The trade body said its Determinations Committee had “unanimously”
decided that the Eurosystem’s Greek bond swap, prior to the retroactive
insertion by Greece of CACS in remaining Greek sovereign bonds, does not
constitute “subordination” of other creditors and therefore causes no
credit event.

The ECB last month swapped its Greek bonds for identical ones with
new dates, thus exempting itself from collective action clauses that the
Greek government retroactively inserted in its outstanding sovereign
securities. The action by the ECB means that, unlike private investors,
it would not be bound by the clauses should Athens choose to enforce
them in order to gain 100% acceptance of the pending private sector debt
swap proposal (PSI).

The association’s Determinations Committee also ruled that the
voluntary PSI agreement between Greece and its private bondholders,
expected to reduce Greece’s debt burden by E107 billion, does not
constitute a Restructuring Credit Event.

However, the Committee stressed that “the situation in the Hellenic
Republic is still evolving” and that future decisions that could trigger
credit default swaps cannot be excluded.

Credit default swaps may yet be triggered should Greece decide to
enforce collective action clauses on private investors in case there are
not sufficient voluntary participants in the current PSI offer, the
ISDA’s rules suggest.

International Institute of Finance (IIF) managing director Charles
Dallara, who negotiated the PSI on behalf of private investors, said he
does not expect that to be necessary since he is confident of strong
participation in the voluntary Greek debt deal.

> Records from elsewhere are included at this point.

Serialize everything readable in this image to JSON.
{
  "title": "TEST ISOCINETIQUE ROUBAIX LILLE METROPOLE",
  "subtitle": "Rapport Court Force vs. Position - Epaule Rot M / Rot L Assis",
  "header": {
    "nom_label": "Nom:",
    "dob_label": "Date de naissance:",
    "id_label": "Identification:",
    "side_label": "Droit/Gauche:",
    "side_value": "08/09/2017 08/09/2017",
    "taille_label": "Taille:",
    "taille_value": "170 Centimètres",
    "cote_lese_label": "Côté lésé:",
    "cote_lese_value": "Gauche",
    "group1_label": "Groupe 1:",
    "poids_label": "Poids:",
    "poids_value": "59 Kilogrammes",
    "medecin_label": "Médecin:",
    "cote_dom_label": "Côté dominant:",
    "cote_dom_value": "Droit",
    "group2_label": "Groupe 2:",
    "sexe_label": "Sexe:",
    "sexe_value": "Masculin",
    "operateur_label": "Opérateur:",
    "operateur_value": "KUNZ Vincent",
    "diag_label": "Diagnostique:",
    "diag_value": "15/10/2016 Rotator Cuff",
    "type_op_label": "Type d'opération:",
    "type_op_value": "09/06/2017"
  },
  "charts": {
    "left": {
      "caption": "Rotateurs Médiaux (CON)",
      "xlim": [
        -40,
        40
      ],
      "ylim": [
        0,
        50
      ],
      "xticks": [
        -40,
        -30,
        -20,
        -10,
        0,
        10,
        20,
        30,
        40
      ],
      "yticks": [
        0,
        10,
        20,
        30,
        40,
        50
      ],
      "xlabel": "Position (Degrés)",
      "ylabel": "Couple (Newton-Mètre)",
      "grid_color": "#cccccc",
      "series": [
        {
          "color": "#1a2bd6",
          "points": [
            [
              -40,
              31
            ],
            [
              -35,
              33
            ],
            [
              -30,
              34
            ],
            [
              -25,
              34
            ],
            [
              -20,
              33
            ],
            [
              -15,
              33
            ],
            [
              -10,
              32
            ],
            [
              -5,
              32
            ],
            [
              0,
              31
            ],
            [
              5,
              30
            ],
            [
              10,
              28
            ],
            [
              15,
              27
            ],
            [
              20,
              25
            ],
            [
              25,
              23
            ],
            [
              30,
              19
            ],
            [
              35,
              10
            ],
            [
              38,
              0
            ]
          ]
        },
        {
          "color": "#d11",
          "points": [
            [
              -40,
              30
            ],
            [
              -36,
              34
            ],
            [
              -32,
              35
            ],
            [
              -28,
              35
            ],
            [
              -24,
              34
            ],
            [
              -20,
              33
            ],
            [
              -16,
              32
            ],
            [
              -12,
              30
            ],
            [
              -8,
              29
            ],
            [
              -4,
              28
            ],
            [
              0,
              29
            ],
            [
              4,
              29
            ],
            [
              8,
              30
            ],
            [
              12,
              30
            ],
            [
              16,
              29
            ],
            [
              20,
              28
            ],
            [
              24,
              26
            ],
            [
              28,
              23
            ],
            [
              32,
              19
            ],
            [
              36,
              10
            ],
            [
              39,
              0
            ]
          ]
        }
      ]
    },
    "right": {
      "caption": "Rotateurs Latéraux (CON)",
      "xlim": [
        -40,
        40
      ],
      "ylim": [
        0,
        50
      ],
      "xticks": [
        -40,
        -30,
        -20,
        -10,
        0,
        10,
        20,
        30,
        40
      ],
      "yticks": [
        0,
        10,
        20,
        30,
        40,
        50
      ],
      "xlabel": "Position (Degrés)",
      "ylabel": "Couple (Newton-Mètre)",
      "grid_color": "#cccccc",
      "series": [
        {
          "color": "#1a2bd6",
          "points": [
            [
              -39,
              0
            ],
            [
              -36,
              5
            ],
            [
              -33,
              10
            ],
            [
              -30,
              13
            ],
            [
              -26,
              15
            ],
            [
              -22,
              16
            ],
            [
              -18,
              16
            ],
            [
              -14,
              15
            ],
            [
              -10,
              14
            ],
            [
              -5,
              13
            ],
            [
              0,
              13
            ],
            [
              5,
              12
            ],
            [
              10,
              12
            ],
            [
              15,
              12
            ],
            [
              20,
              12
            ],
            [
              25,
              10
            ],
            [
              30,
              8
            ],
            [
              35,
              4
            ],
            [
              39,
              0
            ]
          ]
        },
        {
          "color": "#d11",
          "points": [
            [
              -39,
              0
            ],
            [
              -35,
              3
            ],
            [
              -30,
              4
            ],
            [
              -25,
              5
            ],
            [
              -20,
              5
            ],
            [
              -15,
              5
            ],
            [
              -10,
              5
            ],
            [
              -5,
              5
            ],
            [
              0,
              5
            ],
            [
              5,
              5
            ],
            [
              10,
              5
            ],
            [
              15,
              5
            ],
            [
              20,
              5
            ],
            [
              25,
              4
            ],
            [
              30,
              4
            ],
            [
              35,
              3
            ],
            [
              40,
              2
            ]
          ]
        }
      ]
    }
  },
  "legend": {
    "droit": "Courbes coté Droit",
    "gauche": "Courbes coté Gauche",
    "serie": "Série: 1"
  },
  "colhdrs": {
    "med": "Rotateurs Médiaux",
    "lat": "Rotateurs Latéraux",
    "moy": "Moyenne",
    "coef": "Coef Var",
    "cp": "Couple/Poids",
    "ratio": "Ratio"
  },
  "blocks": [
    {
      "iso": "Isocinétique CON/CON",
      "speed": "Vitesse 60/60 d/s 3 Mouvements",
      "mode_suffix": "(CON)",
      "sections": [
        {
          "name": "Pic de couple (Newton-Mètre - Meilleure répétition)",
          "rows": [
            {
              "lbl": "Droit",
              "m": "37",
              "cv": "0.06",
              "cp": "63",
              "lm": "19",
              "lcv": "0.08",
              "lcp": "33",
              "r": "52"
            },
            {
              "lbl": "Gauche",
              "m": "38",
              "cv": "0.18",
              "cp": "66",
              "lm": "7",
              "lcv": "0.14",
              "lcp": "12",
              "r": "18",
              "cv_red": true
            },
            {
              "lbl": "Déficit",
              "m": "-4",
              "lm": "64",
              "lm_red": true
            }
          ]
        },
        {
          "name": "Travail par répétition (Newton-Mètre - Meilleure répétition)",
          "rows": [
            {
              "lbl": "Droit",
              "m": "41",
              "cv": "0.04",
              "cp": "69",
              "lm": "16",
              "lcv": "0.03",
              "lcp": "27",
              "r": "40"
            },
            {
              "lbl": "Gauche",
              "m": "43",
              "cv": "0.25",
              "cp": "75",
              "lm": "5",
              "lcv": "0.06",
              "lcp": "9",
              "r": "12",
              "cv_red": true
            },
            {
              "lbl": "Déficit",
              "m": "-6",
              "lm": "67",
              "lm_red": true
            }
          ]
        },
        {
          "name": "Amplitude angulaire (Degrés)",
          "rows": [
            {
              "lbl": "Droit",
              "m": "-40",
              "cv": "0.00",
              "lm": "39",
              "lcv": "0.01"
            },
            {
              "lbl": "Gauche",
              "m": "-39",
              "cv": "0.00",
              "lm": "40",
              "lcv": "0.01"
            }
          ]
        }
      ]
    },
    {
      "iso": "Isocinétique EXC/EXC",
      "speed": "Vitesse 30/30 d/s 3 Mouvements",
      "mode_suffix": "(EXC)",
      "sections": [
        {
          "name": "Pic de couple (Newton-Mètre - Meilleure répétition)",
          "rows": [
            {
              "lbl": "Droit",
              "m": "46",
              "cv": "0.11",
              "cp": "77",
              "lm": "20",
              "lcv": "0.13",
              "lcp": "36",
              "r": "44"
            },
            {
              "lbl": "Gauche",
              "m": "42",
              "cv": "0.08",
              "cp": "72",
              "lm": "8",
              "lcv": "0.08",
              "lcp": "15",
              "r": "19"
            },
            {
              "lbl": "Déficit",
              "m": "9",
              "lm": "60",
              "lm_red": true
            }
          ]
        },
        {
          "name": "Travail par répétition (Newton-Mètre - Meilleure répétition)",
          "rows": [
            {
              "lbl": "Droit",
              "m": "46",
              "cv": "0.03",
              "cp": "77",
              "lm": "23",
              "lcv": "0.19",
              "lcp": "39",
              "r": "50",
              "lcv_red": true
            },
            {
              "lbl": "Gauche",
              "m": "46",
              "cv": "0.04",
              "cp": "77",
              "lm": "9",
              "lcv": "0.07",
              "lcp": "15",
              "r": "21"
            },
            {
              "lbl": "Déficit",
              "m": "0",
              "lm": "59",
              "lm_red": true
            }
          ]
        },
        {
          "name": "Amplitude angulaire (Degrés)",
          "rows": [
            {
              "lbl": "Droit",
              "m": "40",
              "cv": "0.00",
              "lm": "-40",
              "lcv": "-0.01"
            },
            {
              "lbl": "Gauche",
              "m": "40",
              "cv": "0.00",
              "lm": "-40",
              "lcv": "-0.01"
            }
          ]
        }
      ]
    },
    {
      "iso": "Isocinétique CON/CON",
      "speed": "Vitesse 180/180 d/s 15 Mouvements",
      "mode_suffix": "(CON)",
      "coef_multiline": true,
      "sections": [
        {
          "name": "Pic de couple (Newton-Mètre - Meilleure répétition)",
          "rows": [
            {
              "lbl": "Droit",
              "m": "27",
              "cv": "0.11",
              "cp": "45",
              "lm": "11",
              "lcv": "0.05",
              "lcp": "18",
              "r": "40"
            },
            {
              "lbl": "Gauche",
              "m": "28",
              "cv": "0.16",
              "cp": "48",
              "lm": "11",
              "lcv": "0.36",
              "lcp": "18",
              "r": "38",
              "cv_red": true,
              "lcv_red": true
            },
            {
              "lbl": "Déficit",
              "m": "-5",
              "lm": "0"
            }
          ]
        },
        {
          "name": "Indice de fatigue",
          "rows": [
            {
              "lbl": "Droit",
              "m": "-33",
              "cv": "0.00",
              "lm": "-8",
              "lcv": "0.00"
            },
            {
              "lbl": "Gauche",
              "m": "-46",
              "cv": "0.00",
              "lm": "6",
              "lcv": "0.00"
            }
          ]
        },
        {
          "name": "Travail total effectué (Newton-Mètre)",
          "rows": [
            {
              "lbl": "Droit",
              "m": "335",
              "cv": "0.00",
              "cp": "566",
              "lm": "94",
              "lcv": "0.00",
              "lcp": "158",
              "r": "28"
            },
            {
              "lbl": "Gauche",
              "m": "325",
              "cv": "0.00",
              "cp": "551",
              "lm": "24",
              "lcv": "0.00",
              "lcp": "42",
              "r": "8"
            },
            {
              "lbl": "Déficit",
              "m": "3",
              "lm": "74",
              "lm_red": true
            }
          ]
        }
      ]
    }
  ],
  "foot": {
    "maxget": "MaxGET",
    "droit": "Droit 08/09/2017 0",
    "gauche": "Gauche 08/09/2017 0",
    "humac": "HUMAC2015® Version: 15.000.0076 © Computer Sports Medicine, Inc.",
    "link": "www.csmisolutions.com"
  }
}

However, a number of investors, particularly hedge funds, will not
be happy to agree to the punitive terms of the deal in which private
bondholders would take a loss of 53.5% on the face value of their Greek
bonds and, factoring in reduced coupon payments, a real loss of around
75%. Commerzbank head Martin Blessing recently said that the Greek PSI
“is as voluntary as the confessions to the Spanish Inquisition.”

The European Central Bank has previously stressed that policies
must avoid triggering credit default swaps, given fears that this could
encourage investors to bet on other European defaults and provoke
another eruption of the Eurozone debt crisis.